According to the Quebec government, 50,000 jobs in Quebec, especially in manufacturing SMEs, depend on Rona. In Canada, that number is 90,000. These jobs existed because Rona was a Quebec company, decisions were made here, our business people had direct access to the company's buyer and, furthermore, they could speak to him in their own language. That is what the purchase by a large southern U.S. chain is jeopardizing.
Lowe's made many promises in order to get its hands on Rona. Lowe's promised to continue working with Quebec suppliers; it promised not to move the corporate headquarters; it promised not to get rid of all the small hardware stores. That was what it had to promise to get its hands on Rona. Such a well-established organization is worth some concessions. However, there is one thing that Lowe's did not promise, and that is to keep its promises. There is no such requirement at present. The Government of Quebec has no legislative or regulatory power to protect Quebeckers in this transaction. That power belongs to the federal government. It can approve or reject the sale and, more importantly, it can attach conditions. It can ensure that Lowe's keeps its promises and that tens of thousands of jobs will not be jeopardized.
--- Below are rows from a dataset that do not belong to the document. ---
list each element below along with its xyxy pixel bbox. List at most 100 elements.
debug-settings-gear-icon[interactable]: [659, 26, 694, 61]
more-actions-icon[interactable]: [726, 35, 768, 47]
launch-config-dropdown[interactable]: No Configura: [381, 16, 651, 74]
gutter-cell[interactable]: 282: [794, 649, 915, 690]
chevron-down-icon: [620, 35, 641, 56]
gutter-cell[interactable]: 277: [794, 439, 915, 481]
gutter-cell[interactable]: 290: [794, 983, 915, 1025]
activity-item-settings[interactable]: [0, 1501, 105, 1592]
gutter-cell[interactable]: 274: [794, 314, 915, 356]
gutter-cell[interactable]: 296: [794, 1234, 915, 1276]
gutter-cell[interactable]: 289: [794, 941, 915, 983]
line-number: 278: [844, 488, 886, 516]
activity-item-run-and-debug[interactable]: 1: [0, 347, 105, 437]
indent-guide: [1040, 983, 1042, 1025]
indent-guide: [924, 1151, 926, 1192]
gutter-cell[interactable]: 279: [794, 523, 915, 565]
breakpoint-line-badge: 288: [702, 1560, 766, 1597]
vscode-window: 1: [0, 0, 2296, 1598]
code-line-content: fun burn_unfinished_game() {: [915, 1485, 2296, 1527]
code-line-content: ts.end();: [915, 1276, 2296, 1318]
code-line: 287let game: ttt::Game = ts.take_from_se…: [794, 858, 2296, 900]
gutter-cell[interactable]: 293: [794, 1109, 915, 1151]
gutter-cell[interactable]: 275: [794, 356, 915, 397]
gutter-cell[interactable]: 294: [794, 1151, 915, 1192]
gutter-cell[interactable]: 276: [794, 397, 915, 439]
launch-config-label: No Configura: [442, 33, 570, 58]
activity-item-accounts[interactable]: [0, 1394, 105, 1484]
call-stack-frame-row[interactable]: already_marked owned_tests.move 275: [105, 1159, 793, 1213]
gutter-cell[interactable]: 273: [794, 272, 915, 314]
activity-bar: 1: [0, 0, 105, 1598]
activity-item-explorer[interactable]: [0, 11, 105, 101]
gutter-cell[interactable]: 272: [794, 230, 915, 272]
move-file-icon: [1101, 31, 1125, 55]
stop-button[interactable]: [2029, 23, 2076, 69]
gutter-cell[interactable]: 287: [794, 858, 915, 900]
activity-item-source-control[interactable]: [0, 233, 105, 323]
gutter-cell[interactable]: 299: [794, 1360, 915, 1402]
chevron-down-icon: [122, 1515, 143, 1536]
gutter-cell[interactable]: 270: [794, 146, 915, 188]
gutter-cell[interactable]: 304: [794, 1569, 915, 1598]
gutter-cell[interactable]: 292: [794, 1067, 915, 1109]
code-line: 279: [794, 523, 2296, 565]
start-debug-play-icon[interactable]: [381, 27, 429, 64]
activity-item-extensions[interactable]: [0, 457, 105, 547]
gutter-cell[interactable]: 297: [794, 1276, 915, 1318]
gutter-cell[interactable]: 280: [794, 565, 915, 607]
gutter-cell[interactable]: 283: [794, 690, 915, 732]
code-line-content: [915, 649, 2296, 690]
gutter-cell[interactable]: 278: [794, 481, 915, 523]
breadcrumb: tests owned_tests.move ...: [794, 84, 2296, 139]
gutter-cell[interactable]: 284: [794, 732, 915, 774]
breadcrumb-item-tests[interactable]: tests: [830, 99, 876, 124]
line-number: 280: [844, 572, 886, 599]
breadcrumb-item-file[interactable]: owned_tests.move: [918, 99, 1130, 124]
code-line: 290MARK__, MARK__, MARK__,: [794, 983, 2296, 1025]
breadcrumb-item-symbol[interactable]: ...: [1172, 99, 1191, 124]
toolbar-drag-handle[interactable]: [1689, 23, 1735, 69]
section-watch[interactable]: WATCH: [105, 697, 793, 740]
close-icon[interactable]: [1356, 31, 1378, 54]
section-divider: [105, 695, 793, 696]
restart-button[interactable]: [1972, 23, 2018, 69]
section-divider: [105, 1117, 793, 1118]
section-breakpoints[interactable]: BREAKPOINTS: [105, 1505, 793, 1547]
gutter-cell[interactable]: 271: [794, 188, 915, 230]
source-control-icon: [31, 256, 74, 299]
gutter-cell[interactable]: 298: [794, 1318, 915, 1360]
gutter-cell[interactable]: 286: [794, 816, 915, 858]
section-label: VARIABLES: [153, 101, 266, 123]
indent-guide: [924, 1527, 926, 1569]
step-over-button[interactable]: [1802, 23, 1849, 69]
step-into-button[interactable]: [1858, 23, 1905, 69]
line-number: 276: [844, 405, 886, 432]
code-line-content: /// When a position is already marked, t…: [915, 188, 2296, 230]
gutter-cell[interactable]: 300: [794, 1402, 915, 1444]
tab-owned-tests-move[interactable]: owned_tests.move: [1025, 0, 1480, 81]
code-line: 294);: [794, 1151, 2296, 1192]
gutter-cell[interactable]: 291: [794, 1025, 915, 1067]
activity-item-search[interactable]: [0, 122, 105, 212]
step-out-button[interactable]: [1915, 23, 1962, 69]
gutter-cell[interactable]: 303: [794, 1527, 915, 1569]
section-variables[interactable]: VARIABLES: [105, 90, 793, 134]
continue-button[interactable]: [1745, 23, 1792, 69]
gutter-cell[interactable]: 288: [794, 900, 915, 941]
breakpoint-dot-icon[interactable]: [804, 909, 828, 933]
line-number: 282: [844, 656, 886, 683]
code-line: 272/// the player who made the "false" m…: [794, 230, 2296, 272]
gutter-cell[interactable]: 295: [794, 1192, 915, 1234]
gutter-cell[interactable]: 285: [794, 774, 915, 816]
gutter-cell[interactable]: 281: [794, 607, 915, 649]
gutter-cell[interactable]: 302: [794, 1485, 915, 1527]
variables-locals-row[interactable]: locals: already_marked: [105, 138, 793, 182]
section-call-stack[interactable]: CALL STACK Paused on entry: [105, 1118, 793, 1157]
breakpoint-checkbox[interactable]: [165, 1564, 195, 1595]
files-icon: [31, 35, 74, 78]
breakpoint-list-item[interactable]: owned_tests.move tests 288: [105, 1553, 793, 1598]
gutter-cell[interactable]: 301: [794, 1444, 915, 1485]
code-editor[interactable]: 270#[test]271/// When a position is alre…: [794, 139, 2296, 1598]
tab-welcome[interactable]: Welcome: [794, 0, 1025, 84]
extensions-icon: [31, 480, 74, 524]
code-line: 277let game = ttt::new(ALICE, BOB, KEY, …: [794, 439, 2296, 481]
The Competition Bureau needs to examine this transaction. In this regard, the Competition Act is clear. The process exists and its criteria are clear. There is no political interference. No one can meddle in the process. As for the Investment Canada Act, however, that is another story. Department officials will be the ones doing the analysis, and we will never see it. The minister can then do as he pleases. The question I asked him on February 4 was simple: “Will the minister commit to imposing conditions to protect our SMEs and protect economic activity in Quebec?”
My question was simple, but sometimes I think things get lost in translation. The proof is that he replied, “We will make sure that we follow the process.”
There is no process. Once department officials have examined the file, the minister can do as he pleases. The decision is up to the minister and to him alone. It is purely political.
I will therefore ask the question again. Will the minister commit to imposing conditions to protect our SMEs and protect economic activity in Quebec?